As Ina Anreiter and her colleagues observed their test subjects, they witnessed a distinct contrast in the creatures’ foraging behaviour. Members of one group kept to the relative safety of the water’s edge despite the absence of food there. But members of another group ventured from the water into open territory where their risky, roaming behaviour was rewarded with the discovery of food.
That the animals hunting for food were fruit flies didn’t make the scenario any less fascinating to Anreiter. Nor that the experiment was being conducted in an 18-centimetre Plexiglas dish, the “prey” were tiny drops of sugar-solution near the centre of the dish, and the water was a ring around the outer edge to keep the flies from crawling out.
Anreiter is a behavioural geneticist and postdoctoral fellow in the Department of Ecology & Evolutionary Biology (EEB) in U of T’s Faculty of Arts & Science. “In my research,” she says, “I’m trying to understand where, at a molecular and genetic level, individual differences in behaviour like foraging for food come from.
A member of the Drosophila melanogaster species commonly known as a fruit fly or vinegar fly.
Photo: Amy Wong
“It’s more than nature versus nurture. The behaviour of individuals is part genetic and part environment — but it’s also how those two factors interact.”
For this work, Anreiter has won a prestigious Schmidt Fellowship
, a program of Schmidt Futures in partnership with the Rhodes Trust. The fellowship comes with a stipend of $100,000 and is designed to support exceptional, early-career researchers taking their work in a new direction.

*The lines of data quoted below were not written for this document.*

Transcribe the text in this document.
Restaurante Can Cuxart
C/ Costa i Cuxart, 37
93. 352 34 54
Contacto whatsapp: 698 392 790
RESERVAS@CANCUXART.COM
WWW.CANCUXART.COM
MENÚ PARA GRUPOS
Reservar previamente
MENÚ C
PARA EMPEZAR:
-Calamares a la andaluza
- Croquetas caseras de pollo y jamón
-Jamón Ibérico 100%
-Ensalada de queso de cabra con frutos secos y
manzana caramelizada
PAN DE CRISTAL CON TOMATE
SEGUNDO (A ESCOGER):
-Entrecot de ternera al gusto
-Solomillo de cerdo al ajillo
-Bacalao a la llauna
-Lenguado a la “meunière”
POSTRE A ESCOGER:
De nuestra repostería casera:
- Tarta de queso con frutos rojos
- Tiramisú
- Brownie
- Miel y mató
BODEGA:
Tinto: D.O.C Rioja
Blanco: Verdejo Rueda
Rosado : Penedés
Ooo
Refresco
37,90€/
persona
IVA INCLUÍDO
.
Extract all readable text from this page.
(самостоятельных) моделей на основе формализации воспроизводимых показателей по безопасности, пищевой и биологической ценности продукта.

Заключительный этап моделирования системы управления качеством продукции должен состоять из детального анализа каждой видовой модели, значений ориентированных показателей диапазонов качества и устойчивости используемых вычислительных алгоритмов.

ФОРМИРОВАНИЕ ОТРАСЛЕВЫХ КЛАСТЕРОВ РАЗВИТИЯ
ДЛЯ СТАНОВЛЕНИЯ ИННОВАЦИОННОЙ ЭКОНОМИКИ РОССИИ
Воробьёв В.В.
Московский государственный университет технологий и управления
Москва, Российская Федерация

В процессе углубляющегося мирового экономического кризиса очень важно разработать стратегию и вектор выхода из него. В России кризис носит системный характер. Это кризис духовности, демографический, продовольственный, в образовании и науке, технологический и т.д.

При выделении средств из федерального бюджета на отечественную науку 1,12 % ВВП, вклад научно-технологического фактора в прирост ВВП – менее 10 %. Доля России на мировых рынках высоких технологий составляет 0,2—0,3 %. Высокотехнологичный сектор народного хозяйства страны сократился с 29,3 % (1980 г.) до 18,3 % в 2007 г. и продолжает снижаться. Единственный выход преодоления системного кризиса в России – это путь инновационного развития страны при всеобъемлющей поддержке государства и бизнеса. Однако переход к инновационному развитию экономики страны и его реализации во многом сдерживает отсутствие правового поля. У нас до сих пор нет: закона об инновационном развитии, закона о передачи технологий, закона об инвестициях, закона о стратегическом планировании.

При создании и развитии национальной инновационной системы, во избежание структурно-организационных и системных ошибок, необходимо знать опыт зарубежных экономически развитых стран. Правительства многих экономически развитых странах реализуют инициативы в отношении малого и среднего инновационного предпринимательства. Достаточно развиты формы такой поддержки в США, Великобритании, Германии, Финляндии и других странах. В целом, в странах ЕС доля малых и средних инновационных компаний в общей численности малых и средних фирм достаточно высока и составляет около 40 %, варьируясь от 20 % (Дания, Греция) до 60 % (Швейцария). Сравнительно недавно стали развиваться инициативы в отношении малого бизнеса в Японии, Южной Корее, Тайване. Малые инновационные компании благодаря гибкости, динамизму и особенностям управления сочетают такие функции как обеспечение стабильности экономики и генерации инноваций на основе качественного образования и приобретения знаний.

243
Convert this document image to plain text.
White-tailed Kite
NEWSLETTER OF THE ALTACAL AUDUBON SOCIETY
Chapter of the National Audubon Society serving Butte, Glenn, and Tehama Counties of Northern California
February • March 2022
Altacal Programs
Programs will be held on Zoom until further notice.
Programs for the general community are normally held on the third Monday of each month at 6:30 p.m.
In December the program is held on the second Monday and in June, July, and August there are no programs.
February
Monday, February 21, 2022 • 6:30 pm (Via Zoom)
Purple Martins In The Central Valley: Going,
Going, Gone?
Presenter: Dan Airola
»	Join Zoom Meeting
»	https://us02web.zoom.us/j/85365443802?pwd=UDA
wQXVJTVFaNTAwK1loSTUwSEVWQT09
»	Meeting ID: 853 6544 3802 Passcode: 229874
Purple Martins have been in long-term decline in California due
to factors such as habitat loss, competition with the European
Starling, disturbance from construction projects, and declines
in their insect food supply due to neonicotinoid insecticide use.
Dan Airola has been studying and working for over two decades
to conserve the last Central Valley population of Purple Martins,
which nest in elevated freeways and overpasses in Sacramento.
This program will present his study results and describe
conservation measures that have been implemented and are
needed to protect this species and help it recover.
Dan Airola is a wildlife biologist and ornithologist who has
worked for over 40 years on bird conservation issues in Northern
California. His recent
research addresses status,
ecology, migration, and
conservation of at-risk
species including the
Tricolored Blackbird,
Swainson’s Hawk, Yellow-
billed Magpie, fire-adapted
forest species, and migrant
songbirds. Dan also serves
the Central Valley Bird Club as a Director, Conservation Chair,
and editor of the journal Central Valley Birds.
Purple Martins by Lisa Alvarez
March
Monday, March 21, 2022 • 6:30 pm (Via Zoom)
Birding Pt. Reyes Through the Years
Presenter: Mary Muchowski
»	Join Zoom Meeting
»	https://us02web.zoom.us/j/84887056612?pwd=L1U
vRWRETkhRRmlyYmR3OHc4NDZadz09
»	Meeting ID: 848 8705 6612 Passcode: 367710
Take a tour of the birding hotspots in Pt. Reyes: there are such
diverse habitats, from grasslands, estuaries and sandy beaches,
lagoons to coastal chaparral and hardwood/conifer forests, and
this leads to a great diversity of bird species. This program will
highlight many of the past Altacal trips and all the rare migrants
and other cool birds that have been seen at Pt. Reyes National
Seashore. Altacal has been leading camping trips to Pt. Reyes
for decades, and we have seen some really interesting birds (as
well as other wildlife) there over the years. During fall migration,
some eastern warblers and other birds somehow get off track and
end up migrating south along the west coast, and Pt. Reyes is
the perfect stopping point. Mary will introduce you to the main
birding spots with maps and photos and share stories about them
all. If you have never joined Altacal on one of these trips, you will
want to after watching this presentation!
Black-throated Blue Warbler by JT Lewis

Anreiter is one of 20 recipients who were honoured at an event in New York City earlier this year. “Our mission at Schmidt Futures is to bet early on talented people who hold the promise of making the world a better place,” said Eric Schmidt, co-founder of Schmidt Futures.
Wendy Schmidt, co-founder of Schmidt Futures and the Schmidt Ocean Institute and president of the Schmidt Family Foundation, said, “They are truly exceptional in their insight, intellect and eagerness to work across scientific disciplines and pursue discovery in unprecedented ways. We cannot wait to see what they will accomplish in the years to come.”
“I am so excited to be a Schmidt Fellow,” says Anreiter. “It’s an opportunity to continue my work, but it also provides me with support as I learn different things and different skills. It’s an opportunity to work in a way that’s different from a regular postdoc position — where you tend to do what you know.”
Anreiter’s supervisor is Marla Sokolowski
, a University Professor in EEB who is also co-director of the Child & Brain Development program at the Canadian Institute for Advanced Research (CIFAR) and a CIFAR Weston Fellow.
“Ina is a phenomenal young scientist,” says Sokolowski. “The depth and clarity of thought that she brings to her work is unsurpassed. Her PhD in behavioural genetics used a highly interdisciplinary perspective to investigate how genes and environmental factors combine to regulate the expression of genes that guide how individuals behave.”